In vertebrates, the Glioma-associated family of transcription factors (Gli1, 2 and 3) are the homologs of Ci. Gli forms a complex with Suppressor of Fused (SuFu) in the cytosol, and is proteolyzed to a short repressor form. Pathway activation leads to destabilization of the Gli-SuFu complex, which inhibits the proteolytic cleavage of Gli and frees the active Gli-A form to translocate to the nucleus and transcribe the Hedgehog target genes. Of the three Gli proteins present in vertebrates, Gli3 is processed robustly to the repressor form in the absence of signaling, while pathway activation stabilizes the fulllength Gli3 activator form which translocates to the cilium along with SuFu. Gli1 only exists in the activator form and is not processed to a repressor, while Gli2 is primarily in the active form but is kept repressed by binding to SuFu in the cytosol. The primary mediator of transcriptional activation is Gli2, while the primary mediator of transcriptional repression is Gli3; as a direct target of Hh signaling, Gli1 is not essential for Hedgehog signaling but forms a positive feedback loop to amplify the transcriptional output of the pathway. Early on in embryonic development, mouse knockouts of the positive regulators Shh, Smo or Gli2 show severe defects in specifying left-right asymmetry, in establishing midline structures such as the notochord or floor plate; later in embryonic development, gross morphological defects include holoprosencephaly, cyclopia, absence of motor neurons in the ventral neural tube, and defects in limb development.
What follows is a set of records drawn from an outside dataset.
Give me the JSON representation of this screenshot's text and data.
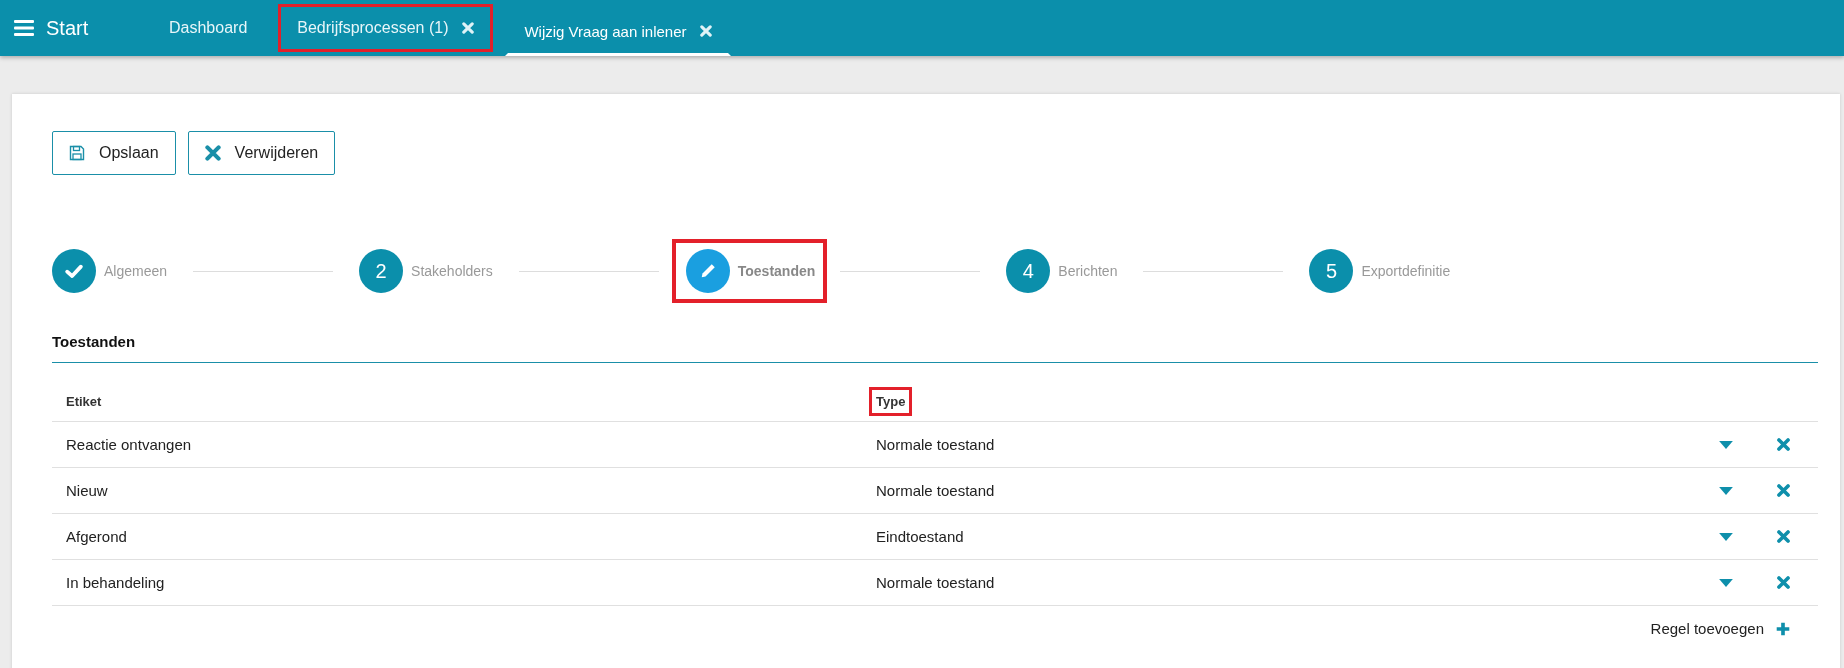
{
  "topbar": {
    "title": "Start"
  },
  "tabs": [
    {
      "label": "Dashboard",
      "closable": false,
      "selected": false,
      "highlighted": false
    },
    {
      "label": "Bedrijfsprocessen (1)",
      "closable": true,
      "selected": false,
      "highlighted": true
    },
    {
      "label": "Wijzig Vraag aan inlener",
      "closable": true,
      "selected": true,
      "highlighted": false
    }
  ],
  "toolbar": [
    {
      "label": "Opslaan",
      "kind": "save"
    },
    {
      "label": "Verwijderen",
      "kind": "delete"
    }
  ],
  "steps": [
    {
      "kind": "done",
      "label": "Algemeen",
      "highlighted": false
    },
    {
      "kind": "number",
      "number": "2",
      "label": "Stakeholders",
      "highlighted": false
    },
    {
      "kind": "current",
      "label": "Toestanden",
      "highlighted": true
    },
    {
      "kind": "number",
      "number": "4",
      "label": "Berichten",
      "highlighted": false
    },
    {
      "kind": "number",
      "number": "5",
      "label": "Exportdefinitie",
      "highlighted": false
    }
  ],
  "section_title": "Toestanden",
  "table": {
    "columns": [
      {
        "label": "Etiket",
        "highlighted": false
      },
      {
        "label": "Type",
        "highlighted": true
      }
    ],
    "rows": [
      [
        "Reactie ontvangen",
        "Normale toestand"
      ],
      [
        "Nieuw",
        "Normale toestand"
      ],
      [
        "Afgerond",
        "Eindtoestand"
      ],
      [
        "In behandeling",
        "Normale toestand"
      ]
    ]
  },
  "add_row": "Regel toevoegen"
}
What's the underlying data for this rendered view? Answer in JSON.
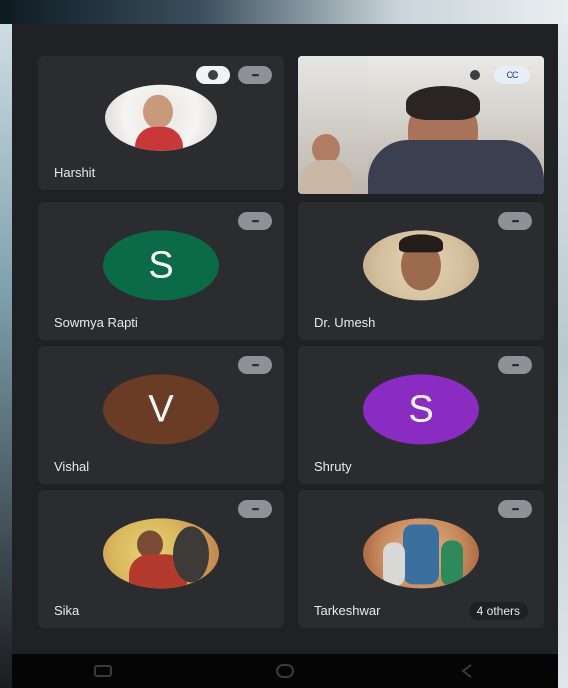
{
  "participants": [
    {
      "name": "Harshit",
      "avatar_type": "photo",
      "colors": [
        "#f3f3f1",
        "#c23a38"
      ]
    },
    {
      "name": "",
      "avatar_type": "video"
    },
    {
      "name": "Sowmya Rapti",
      "avatar_type": "initial",
      "initial": "S",
      "color": "#0b6b47"
    },
    {
      "name": "Dr. Umesh",
      "avatar_type": "photo",
      "colors": [
        "#d9c7a8",
        "#6b4b33"
      ]
    },
    {
      "name": "Vishal",
      "avatar_type": "initial",
      "initial": "V",
      "color": "#6a3b25"
    },
    {
      "name": "Shruty",
      "avatar_type": "initial",
      "initial": "S",
      "color": "#8a2bc2"
    },
    {
      "name": "Sika",
      "avatar_type": "photo",
      "colors": [
        "#e8d078",
        "#b43a2e"
      ]
    },
    {
      "name": "Tarkeshwar",
      "avatar_type": "photo",
      "colors": [
        "#cfa06a",
        "#3b6f9e"
      ],
      "extra": "4 others"
    }
  ],
  "icons": {
    "mic_muted": "mic-off-icon",
    "pin": "pin-icon",
    "cc": "cc-icon",
    "nav_back": "back-icon",
    "nav_home": "home-icon",
    "nav_recents": "recents-icon"
  },
  "colors": {
    "background": "#202124",
    "tile": "#2b2c30",
    "text": "#e8eaed"
  }
}
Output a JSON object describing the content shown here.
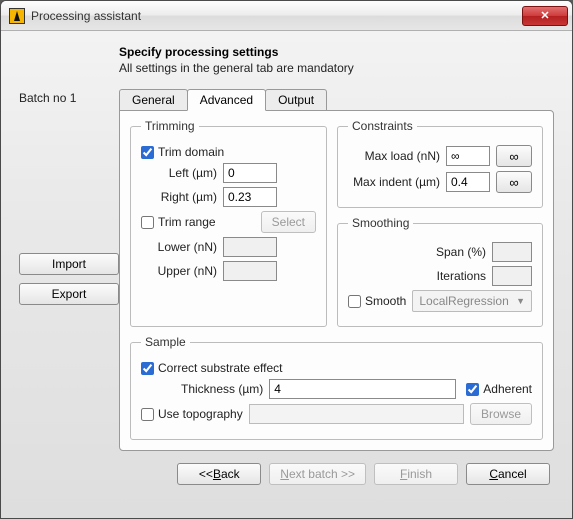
{
  "window": {
    "title": "Processing assistant"
  },
  "header": {
    "heading": "Specify processing settings",
    "subheading": "All settings in the general tab are mandatory"
  },
  "batch": {
    "label": "Batch no 1"
  },
  "side": {
    "import": "Import",
    "export": "Export"
  },
  "tabs": {
    "general": "General",
    "advanced": "Advanced",
    "output": "Output"
  },
  "trimming": {
    "legend": "Trimming",
    "trim_domain_label": "Trim domain",
    "left_label": "Left (µm)",
    "left_value": "0",
    "right_label": "Right (µm)",
    "right_value": "0.23",
    "trim_range_label": "Trim range",
    "select_btn": "Select",
    "lower_label": "Lower (nN)",
    "lower_value": "",
    "upper_label": "Upper (nN)",
    "upper_value": ""
  },
  "constraints": {
    "legend": "Constraints",
    "max_load_label": "Max load (nN)",
    "max_load_value": "∞",
    "max_indent_label": "Max indent (µm)",
    "max_indent_value": "0.4",
    "inf_btn": "∞"
  },
  "smoothing": {
    "legend": "Smoothing",
    "span_label": "Span (%)",
    "span_value": "",
    "iterations_label": "Iterations",
    "iterations_value": "",
    "smooth_label": "Smooth",
    "method": "LocalRegression"
  },
  "sample": {
    "legend": "Sample",
    "correct_label": "Correct substrate effect",
    "thickness_label": "Thickness (µm)",
    "thickness_value": "4",
    "adherent_label": "Adherent",
    "use_topography_label": "Use topography",
    "browse_btn": "Browse"
  },
  "footer": {
    "back": "Back",
    "back_prefix": "<<  ",
    "next": "Next batch >>",
    "finish": "Finish",
    "cancel": "Cancel"
  }
}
Strikingly, mouse knockouts of the Fu kinase homolog (Stk36) are viable and have normal Hh signaling. The closest vertebrate homologs of Cos2 are Kif27 and Kif7. The mouse Fu homolog interacts directly with Kif27, and together are essential for assembly of the central pair of microtubule dublets in motile cilia, but have no role in Hedgehog signaling. Separately, Kif7 is a ciliary protein which acts downstream of Smo and does not bind Smo directly. In the absence of signaling, Kif7 localizes at the base of the primary cilium; activation of the hedgehog pathway triggers a redistribution of Kif7 along the entire length of the cilium, and it accumulates at the distal tip of the cilium. Furthermore, mutations in the motor domain of Kif7 disable this movement, impair the formation of the Gli3 repressor form, and result in ectopic Hh pathway activation; this is similar to the effect of a complete loss of Kif7, which also recapitulates the Gli3-null phenotype.